Previous Sidekick users (who, along with other existing T-Mobile customers, will get the first opportunity to buy a Sidekick 3), will notice that the new model has some key features. The left-hand control is still a standard directional pad, but the right-hand now sports a trackball where it previously had an up-and-down dial. The result is much faster navigation. Along with a speedier processor and removable battery, the new Sidekick also has Bluetooth connectivity, so that you can use a wireless earpiece, which means simultaneously increased safety and coolness. The Sidekick is also smaller, but don't get too excited: it's still too chunky to fit comfortably in the front pocket of your jeans.

Unlike its predecessors, this Sidekick lets you sign onto AIM and Yahoo and MSN messenger simultaneously, and hop back and forth from message to message. For e-mail, Yahoo, Gmail and others can be loaded into the Sidekick's e-mail program, although Hotmail can only be retrieved through the device's web browser. The browser, incidentally, left me unimpressed — especially with the chaotic way it rendered such important sites as MySpace, IMDB and Time.com. But when you combine three IM accounts and multiple e-mail streams, topped off with unlimited text messaging, you won't have time to surf the web anyhow.

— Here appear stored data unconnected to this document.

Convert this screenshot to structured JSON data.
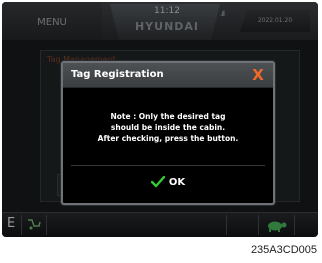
{
  "status_bar": {
    "menu_label": "MENU",
    "time": "11:12",
    "brand": "HYUNDAI",
    "signal": ".ıll",
    "date": "2022.01.20"
  },
  "background_screen": {
    "title": "Tag Management"
  },
  "bottom_bar": {
    "mode": "E"
  },
  "dialog": {
    "title": "Tag Registration",
    "close_glyph": "X",
    "message_lines": [
      "Note : Only the desired tag",
      "should be inside the cabin.",
      "After checking, press the button."
    ],
    "ok_label": "OK"
  },
  "colors": {
    "accent_close": "#f06a2a",
    "ok_check": "#33cc33",
    "header": "#4e5154"
  },
  "caption": "235A3CD005"
}
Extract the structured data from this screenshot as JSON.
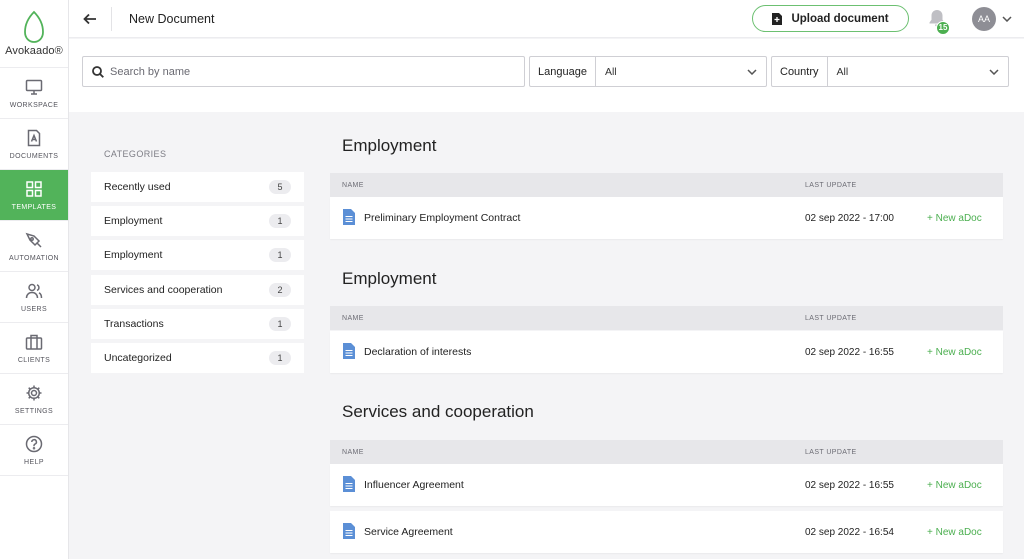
{
  "app": {
    "logo_text": "Avokaado®"
  },
  "sidebar": {
    "items": [
      {
        "label": "WORKSPACE",
        "icon": "monitor-icon"
      },
      {
        "label": "DOCUMENTS",
        "icon": "document-icon"
      },
      {
        "label": "TEMPLATES",
        "icon": "grid-icon",
        "active": true
      },
      {
        "label": "AUTOMATION",
        "icon": "pen-icon"
      },
      {
        "label": "USERS",
        "icon": "users-icon"
      },
      {
        "label": "CLIENTS",
        "icon": "briefcase-icon"
      },
      {
        "label": "SETTINGS",
        "icon": "gear-icon"
      },
      {
        "label": "HELP",
        "icon": "help-icon"
      }
    ]
  },
  "header": {
    "title": "New Document",
    "upload_label": "Upload document",
    "notification_count": "15",
    "avatar_initials": "AA"
  },
  "filters": {
    "search_placeholder": "Search by name",
    "language_label": "Language",
    "language_value": "All",
    "country_label": "Country",
    "country_value": "All"
  },
  "categories": {
    "heading": "CATEGORIES",
    "items": [
      {
        "label": "Recently used",
        "count": "5"
      },
      {
        "label": "Employment",
        "count": "1"
      },
      {
        "label": "Employment",
        "count": "1"
      },
      {
        "label": "Services and cooperation",
        "count": "2"
      },
      {
        "label": "Transactions",
        "count": "1"
      },
      {
        "label": "Uncategorized",
        "count": "1"
      }
    ]
  },
  "table_headers": {
    "name": "NAME",
    "last_update": "LAST UPDATE"
  },
  "sections": [
    {
      "title": "Employment",
      "docs": [
        {
          "name": "Preliminary Employment Contract",
          "date": "02 sep 2022 - 17:00",
          "action": "+ New aDoc"
        }
      ]
    },
    {
      "title": "Employment",
      "docs": [
        {
          "name": "Declaration of interests",
          "date": "02 sep 2022 - 16:55",
          "action": "+ New aDoc"
        }
      ]
    },
    {
      "title": "Services and cooperation",
      "docs": [
        {
          "name": "Influencer Agreement",
          "date": "02 sep 2022 - 16:55",
          "action": "+ New aDoc"
        },
        {
          "name": "Service Agreement",
          "date": "02 sep 2022 - 16:54",
          "action": "+ New aDoc"
        }
      ]
    }
  ],
  "colors": {
    "brand_green": "#52b35a",
    "link_green": "#4caf50",
    "doc_icon_blue": "#5b8fd6"
  }
}
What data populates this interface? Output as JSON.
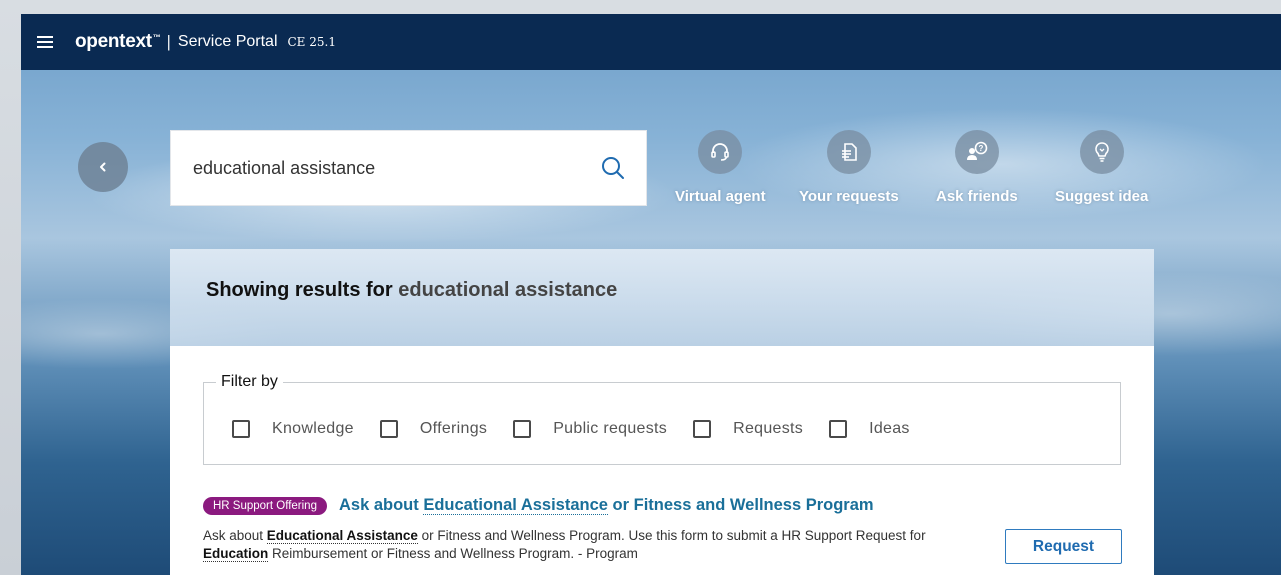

This is the first Sidekick that can play MP3s. You drag tracks to the included 64MB MiniSD card (you can always buy a larger one), then stick the card into the Sidekick and in an instant they're all displayed, categorized by artist, album or song title. It plays MP3s, but nothing you bought on iTunes or a Windows-powered music service. Still, I was startled by the rich sound of its single buried speaker when I tried out the Rolling Stones' dynamic "Moonlight Mile." I let the song play and jumped back to check my e-mail, and at that moment as I stared at all my points of contact, with my tunes acting as a soundtrack, the Sidekick 3 vibe hit me.

This reassuring feeling only grew when I looked over the Sidekick monthly rates. A typical T-Mobile voice plan is 1,000 minutes for $40, adding $20 for unlimited e-mail, text messaging, web surfing and instant messaging. That's $60 per month, $25 per month cheaper than Verizon Wireless's starter plan for the Motorola Q. Sure, the Q has a sleek form and a very fast connection to the web. But the Sidekick has a friendlier interface, not to mention that je ne sais quoi we call Paris.